In August 2010, the court filed its entry recognizing Niesen-Pennycuff's successful completion of the ILC program and dismissing all of the charges pending against her, but, in September 2010 when Niesen-Pennycuff filed an application asking the court to seal her record, the state opposed that application, arguing that she would not be eligible to have her record sealed until three years after the date of the dismissal order, which would be August 2013. The trial court agreed and denied the application, advising Niesen-Pennycuff that she would be eligible to reapply in 2013.
The Supreme Court's summary reported that Niesen-Pennycuff appealed the decision with the Twelfth District Court of Appeals affirming the trial court's ruling, but certifying that its decision was in conflict with State v.
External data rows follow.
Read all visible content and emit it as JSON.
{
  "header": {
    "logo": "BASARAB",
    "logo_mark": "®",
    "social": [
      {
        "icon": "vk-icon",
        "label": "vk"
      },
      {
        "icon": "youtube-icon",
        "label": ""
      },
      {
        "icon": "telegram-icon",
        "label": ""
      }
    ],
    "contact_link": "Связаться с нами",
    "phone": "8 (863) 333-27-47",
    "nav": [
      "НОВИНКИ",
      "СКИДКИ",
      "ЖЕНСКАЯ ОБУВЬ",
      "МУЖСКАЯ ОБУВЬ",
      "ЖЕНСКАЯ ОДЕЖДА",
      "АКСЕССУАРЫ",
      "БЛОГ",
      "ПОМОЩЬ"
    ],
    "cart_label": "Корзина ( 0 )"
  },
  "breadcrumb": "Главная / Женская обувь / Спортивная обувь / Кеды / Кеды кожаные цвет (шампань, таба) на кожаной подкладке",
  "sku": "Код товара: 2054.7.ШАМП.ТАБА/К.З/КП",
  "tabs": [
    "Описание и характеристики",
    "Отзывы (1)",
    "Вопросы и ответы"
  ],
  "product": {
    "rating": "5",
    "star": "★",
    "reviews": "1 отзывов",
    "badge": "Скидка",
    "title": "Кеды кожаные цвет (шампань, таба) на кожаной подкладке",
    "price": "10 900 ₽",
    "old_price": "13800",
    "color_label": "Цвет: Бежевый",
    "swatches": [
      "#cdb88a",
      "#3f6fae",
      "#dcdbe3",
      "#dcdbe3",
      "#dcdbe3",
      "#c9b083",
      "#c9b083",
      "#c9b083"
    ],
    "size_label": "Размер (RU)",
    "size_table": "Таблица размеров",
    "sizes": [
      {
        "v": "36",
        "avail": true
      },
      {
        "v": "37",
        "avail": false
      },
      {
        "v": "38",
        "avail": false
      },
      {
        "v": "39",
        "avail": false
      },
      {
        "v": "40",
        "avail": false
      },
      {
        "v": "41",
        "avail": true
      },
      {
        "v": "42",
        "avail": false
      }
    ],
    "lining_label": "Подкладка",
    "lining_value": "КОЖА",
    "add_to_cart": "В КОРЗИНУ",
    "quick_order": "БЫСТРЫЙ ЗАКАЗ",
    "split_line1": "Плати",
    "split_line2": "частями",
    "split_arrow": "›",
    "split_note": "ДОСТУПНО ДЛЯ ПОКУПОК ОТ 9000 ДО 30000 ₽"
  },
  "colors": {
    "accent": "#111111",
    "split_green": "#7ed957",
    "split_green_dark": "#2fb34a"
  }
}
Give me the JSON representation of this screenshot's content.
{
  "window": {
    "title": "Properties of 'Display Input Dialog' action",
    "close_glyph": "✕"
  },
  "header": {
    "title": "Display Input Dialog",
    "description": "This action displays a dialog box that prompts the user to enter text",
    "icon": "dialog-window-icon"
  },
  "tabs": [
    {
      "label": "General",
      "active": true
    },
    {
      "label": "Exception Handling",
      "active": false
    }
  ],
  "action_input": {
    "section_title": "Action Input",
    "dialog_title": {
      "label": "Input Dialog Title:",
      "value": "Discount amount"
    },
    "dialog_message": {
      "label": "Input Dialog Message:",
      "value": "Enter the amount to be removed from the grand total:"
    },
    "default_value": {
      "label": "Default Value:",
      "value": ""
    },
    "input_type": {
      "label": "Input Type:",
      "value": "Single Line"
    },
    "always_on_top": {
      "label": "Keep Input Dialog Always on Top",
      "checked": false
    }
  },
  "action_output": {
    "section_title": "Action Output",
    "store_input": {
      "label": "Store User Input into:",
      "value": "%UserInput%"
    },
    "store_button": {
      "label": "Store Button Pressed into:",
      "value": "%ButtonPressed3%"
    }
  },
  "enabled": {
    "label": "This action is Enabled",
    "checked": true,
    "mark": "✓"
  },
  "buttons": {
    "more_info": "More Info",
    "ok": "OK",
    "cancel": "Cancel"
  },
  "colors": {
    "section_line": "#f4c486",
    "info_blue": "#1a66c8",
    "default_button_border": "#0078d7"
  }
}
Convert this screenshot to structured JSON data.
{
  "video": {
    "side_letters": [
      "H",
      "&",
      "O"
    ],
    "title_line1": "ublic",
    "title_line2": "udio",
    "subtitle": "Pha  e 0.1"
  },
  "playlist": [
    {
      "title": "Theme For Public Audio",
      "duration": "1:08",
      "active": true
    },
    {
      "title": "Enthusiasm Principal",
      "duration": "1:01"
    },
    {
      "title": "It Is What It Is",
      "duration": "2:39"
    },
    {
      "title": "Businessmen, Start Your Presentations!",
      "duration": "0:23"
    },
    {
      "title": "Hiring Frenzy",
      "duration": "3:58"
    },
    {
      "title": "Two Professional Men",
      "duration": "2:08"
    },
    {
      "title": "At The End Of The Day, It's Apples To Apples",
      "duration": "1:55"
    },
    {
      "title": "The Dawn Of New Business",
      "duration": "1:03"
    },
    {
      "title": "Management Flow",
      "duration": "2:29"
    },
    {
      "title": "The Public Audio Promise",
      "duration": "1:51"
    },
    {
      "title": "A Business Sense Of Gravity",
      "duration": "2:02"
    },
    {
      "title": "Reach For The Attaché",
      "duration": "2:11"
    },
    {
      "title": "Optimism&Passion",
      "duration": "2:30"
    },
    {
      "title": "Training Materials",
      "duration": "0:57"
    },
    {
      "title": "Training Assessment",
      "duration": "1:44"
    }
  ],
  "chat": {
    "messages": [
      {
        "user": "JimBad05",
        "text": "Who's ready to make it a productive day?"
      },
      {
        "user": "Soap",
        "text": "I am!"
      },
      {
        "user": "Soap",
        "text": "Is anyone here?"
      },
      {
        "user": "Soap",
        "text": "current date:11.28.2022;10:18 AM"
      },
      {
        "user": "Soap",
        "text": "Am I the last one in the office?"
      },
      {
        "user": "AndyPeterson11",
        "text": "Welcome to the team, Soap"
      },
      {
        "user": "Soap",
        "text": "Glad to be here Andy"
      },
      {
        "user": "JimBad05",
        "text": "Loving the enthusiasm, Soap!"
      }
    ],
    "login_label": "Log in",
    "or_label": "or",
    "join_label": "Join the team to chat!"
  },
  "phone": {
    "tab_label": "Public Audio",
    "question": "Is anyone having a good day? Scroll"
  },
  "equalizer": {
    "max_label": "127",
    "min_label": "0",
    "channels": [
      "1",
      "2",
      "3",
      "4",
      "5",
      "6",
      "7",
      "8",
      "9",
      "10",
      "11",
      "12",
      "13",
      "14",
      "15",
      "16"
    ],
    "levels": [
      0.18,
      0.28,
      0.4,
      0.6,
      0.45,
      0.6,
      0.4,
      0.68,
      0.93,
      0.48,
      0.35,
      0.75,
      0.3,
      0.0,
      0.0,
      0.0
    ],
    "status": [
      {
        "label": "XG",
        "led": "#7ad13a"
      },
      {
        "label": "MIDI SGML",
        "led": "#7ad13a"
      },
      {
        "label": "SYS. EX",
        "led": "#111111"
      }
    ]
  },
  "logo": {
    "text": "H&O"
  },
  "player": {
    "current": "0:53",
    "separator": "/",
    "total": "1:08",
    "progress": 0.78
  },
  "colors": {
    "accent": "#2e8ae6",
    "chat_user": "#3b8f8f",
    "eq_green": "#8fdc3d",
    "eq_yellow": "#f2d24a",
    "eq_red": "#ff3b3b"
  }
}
Fortado, a 1996 decision in which the Ninth District had held that a defendant whose charges had been dismissed following completion of an ILC program was immediately eligible to apply for sealing of his record.
Ohio's supreme court resolved the issue on June 21st., holding that, by virtue of the wording in statute, trial courts have the discretion either to grant the motion immediately under R.C. 2953.52(A)(1), or to impose a waiting period before the record is sealed pursuant to R.C. 2953.32(A)(1). [ See Opinion Here and Correction Here ]
Supreme Court Justice Paul E. Pfeifer, earlier this week in a Circleville Herald posting on Dec. 17th.,, explained that "when a court such as ours interprets a law, we have to determine the legislative intent behind it; that means we examine the words and phrases used in the language of the law. The ILC law states that the court 'may order' the records to be sealed. The use of the word 'may' instead of 'shall' indicates that the court has discretion on the issue of sealing the records."